2) Contributo in conto impianti, ovvero un contributo sulle spese per la futura ripartenza
3) Contributo in conto fiscale, ovvero sgravare queste aziende dal pagamento di alcune tasse. Se il lettore non è distratto, la volta scorsa avevo proposto di defiscalizzare le spese relative alle utenze (gas, elettricità, ect.) per le aziende indebitate. Dubito che verrò ascoltato.
A questo punto sorge una domanda. Cui prodest (A chi giova) il comportamento del governo Conte?

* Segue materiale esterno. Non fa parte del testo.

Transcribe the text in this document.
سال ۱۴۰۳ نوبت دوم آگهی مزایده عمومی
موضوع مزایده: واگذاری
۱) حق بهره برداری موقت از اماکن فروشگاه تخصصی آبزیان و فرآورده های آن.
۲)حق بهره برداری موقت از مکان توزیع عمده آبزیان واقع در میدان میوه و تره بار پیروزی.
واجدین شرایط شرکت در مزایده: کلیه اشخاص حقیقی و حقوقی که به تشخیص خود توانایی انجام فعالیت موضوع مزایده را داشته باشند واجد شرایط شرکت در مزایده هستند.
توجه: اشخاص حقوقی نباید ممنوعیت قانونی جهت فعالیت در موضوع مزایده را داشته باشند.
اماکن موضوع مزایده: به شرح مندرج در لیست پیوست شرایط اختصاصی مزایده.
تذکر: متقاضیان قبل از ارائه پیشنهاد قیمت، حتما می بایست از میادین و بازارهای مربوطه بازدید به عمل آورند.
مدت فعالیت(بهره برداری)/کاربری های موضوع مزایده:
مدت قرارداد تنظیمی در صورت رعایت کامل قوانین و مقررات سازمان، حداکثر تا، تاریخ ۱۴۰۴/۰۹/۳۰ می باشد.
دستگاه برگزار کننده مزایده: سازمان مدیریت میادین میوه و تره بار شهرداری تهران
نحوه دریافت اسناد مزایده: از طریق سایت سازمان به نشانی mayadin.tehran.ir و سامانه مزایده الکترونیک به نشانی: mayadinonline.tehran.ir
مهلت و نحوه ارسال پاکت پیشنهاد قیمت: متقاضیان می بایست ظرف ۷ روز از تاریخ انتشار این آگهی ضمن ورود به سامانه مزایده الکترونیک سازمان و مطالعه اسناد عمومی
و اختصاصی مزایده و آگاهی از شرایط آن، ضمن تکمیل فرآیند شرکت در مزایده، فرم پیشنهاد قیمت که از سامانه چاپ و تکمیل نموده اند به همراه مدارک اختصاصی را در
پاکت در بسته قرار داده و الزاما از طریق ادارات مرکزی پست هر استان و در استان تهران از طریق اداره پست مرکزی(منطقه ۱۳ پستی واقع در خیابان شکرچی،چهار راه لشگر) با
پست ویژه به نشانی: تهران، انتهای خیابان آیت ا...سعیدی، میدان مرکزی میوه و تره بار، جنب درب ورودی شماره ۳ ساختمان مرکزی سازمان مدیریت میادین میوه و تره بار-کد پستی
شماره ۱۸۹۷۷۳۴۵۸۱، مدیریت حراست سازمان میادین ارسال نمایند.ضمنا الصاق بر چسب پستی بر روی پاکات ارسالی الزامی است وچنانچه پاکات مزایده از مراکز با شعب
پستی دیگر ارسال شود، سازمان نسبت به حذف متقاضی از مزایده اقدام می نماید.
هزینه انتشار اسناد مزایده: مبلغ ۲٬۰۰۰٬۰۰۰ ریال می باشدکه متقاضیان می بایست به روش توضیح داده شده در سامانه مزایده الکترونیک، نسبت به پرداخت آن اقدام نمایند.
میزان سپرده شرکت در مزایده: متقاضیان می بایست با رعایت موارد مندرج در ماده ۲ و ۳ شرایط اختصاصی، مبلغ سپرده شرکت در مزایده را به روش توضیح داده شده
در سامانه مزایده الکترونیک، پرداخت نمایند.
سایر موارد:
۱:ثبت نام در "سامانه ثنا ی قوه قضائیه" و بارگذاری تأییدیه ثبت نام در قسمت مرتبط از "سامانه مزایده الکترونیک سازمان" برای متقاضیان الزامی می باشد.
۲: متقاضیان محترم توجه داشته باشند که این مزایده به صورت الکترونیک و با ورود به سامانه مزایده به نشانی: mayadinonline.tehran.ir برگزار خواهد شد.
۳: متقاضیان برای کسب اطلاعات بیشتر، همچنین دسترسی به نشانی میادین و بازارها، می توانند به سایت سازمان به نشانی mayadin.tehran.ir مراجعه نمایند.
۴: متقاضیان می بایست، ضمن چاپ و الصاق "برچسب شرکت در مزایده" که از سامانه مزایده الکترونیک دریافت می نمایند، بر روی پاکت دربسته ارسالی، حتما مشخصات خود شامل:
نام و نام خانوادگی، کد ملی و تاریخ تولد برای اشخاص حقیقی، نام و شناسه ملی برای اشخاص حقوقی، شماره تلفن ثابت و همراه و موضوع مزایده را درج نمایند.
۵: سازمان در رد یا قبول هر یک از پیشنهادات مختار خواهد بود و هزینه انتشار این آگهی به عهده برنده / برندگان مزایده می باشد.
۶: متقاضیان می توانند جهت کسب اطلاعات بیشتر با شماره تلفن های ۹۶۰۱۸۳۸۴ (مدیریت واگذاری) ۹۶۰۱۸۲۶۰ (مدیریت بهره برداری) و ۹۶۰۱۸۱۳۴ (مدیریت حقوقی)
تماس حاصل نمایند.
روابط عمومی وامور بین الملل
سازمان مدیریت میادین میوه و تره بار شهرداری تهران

Basta utilizzare il logos e ci rendiamo conto che giova soprattutto a se stesso!! In estate vi sono grosse scadenze fiscali che le aziende, fortemente indebitate, non sarebbero state in grado di onorare. Per lo stato sarebbe stata una grossa grana, perché in autunno, senza entrate fiscali, sarebbe divenuto problematico pagare stipendi e pensioni. Ecco che, con i soldi presi in prestito dalle banche, le aziende sono in grado di pagare le tasse, risolvendo così un bel problema allo stato. Della serie: fingo di risolvere un problema a te, ma in realtà ne risolvo uno per me.
Un comportamento, quello del Governo Conte e dei suoi tirapiedi, da far rabbrividire quello di Mir Jaffar, che nella battaglia di Plassey (1757, nel Bengala) tradì deliberatamente il proprio nababbo, passando con il proprio contingente al nemico, ovvero all'esercito britannico comandato dal colonnello Robert Clive.